La piste des bouillons riches en nitrates écartée

Une autre piste est, elle, écartée par l'Anses : l'utilisation de bouillons riches en nitrates en remplacement des sels nitrités, dans des jambons estampillés «sans nitrite ajouté». «Cette alternative n'en est sans doute pas une, car les nitrates vont être transformés en nitrites dans l'organisme, explique M. Guillier. Le consommateur reste exposé à des niveaux probablement similaires qu'en consommant un jambon avec additif.»

Au niveau européen, alors que les nitrites et les nitrates font l'objet de deux DJA distinctes, l'Anses propose une «réflexion» sur une DJA commune «prenant en compte la co-exposition». «Ce qui importe, c'est l'effet cumulé des nitrites et des nitrates», explique Matthieu Schuler, le directeur général délégué du pôle Sciences pour l'expertise.
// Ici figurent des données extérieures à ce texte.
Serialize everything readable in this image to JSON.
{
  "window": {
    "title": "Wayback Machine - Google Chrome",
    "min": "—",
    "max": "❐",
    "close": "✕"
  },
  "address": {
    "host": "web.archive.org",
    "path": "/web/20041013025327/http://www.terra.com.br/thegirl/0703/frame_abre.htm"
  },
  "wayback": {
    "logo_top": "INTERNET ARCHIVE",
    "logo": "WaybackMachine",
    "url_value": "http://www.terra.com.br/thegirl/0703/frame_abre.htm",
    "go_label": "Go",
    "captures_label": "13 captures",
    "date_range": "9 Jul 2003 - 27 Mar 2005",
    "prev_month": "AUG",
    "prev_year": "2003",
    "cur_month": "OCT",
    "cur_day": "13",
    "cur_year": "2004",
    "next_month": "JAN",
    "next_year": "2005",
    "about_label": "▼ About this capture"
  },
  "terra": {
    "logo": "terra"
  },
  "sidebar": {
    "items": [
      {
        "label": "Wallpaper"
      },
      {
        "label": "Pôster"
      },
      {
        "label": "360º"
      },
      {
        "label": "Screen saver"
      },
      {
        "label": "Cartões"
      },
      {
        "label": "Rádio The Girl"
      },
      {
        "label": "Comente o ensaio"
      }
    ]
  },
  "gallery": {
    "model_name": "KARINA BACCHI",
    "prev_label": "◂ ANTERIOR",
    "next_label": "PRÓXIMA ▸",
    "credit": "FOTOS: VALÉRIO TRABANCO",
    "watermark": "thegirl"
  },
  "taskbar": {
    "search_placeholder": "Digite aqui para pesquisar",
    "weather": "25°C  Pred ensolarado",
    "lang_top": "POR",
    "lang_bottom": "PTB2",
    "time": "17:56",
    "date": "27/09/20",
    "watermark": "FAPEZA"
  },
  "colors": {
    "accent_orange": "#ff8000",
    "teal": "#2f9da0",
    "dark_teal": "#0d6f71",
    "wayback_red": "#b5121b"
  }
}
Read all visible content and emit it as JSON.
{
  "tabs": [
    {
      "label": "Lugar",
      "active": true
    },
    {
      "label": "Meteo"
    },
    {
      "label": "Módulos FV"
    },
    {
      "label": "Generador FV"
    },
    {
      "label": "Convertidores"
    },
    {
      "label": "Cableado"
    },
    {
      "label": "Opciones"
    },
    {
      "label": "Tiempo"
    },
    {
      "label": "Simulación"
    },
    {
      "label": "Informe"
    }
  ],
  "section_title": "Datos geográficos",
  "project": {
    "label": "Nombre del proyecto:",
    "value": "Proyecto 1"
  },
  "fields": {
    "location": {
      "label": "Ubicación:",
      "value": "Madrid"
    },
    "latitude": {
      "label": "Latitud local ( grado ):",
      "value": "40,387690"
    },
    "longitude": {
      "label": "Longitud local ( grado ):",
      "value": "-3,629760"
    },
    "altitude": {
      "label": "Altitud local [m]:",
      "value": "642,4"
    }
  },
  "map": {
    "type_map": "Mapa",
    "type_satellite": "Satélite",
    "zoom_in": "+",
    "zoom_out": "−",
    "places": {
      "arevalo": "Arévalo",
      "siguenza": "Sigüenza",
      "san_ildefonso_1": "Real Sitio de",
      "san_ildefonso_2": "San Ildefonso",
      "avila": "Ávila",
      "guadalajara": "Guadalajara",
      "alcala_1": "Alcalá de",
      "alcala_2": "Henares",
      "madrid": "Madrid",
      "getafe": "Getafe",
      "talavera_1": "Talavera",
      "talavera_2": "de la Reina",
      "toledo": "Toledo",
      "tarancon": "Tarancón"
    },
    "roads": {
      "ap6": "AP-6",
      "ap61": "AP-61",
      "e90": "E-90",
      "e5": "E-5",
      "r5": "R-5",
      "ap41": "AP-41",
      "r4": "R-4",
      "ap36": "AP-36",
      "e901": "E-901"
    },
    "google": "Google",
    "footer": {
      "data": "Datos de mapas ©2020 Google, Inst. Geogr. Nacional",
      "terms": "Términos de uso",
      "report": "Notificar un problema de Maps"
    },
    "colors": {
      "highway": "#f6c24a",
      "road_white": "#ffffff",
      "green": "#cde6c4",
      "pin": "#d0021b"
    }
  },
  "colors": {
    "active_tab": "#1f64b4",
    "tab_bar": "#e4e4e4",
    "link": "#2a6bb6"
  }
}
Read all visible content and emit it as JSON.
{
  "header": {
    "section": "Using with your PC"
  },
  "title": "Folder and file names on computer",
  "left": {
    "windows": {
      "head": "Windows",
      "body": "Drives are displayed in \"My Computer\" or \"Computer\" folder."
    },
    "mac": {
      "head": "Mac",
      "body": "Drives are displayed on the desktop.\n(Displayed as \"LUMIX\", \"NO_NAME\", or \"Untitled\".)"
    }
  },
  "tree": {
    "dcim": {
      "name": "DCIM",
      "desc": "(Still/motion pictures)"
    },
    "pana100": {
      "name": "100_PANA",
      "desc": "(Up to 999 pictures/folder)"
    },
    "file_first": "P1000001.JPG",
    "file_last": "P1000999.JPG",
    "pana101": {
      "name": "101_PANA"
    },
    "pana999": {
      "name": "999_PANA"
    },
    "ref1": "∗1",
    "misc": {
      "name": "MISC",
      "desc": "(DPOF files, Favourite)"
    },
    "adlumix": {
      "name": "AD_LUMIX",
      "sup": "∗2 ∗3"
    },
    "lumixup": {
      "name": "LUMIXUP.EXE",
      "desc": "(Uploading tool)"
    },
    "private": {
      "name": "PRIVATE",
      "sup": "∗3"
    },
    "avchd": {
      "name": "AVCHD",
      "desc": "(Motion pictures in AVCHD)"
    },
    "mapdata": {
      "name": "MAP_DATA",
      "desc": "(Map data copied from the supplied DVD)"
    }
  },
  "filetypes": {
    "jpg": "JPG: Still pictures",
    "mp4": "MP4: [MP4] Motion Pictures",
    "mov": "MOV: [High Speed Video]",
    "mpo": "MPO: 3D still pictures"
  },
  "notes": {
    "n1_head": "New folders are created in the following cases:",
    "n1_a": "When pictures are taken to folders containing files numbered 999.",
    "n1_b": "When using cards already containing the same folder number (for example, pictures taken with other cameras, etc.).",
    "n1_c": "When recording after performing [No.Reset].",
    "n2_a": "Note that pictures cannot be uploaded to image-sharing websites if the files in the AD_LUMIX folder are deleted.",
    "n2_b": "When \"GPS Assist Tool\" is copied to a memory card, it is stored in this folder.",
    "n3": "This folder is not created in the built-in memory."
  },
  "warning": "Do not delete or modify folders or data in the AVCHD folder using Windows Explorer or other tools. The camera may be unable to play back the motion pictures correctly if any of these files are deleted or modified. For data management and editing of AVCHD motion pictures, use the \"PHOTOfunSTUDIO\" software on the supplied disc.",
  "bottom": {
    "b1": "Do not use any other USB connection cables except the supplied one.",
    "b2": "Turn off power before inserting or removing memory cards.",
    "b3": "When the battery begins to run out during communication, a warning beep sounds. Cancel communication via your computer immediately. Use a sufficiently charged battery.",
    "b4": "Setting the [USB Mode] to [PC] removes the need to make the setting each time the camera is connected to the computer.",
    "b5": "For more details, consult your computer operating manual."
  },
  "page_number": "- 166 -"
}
Toutefois, en l'absence de DJA commune, l'Anses ne remet pas en cause les DJA actuelles, fixées par l'EFSA(1).

Plan d'actions à l'automne

Réagissant dans un communiqué commun du 12 juillet, la Fict (charcutiers industriels) et la CNCT (artisans charcutiers) soulignent qu'«à aucun moment l'interdiction des nitrites et nitrates dans les charcuteries n'est envisagée» dans l'avis de l'Anses.

«L'usage des nitrates et nitrites aux doses autorisées n'est pas remis en cause par l'Anses», martèle le président de la CNCT Joël Mauvigney, cité dans le communiqué. Et les professionnels d'ajouter qu'ils «respecteront à la lettre comme ils l'ont toujours fait toutes les préconisations des autorités sanitaires et scientifiques officielles».

Alors que l'agence sanitaire recommande de réduire l'utilisation des nitrites et nitrates comme additifs, «les artisans et les entreprises de charcuterie ont déjà volontairement réduit, depuis 2016, de 40 % les quantités maximales», rappellent les deux organisations. De son côté, le gouvernement estime que la situation «ne justifie pas une interdiction stricte de l'utilisation des nitrites», d'après un communiqué des ministères de l'Agriculture et de la Santé. «Compte tenu des habitudes de consommation des Français, 99 % (adultes et enfants) de la population ne dépasse pas les doses journalières admissibles.» Par ailleurs, comme le rappelle Matthieu Schuler, de l'Anses, «c'est la Commission européenne qui est compétente pour autoriser ou non des additifs alimentaires.» Les ministères indiquent qu'ils s'apprêtent à lancer un «plan d'actions coordonné», pour «limiter leur utilisation au strict nécessaire». Une mesure prévue par la proposition de loi sur la réduction des additifs nitrés adoptée début février.

Après une première réunion avec les «acteurs techniques des filières» en juillet, le gouvernement présentera ce plan au Parlement «à l'automne».

 

(1) 3,7 mg par kg de poids corporel et par jour pour les nitrates ; 0,07 mg par kg de poids corporel et par jour pour les nitrates pour les nitrites.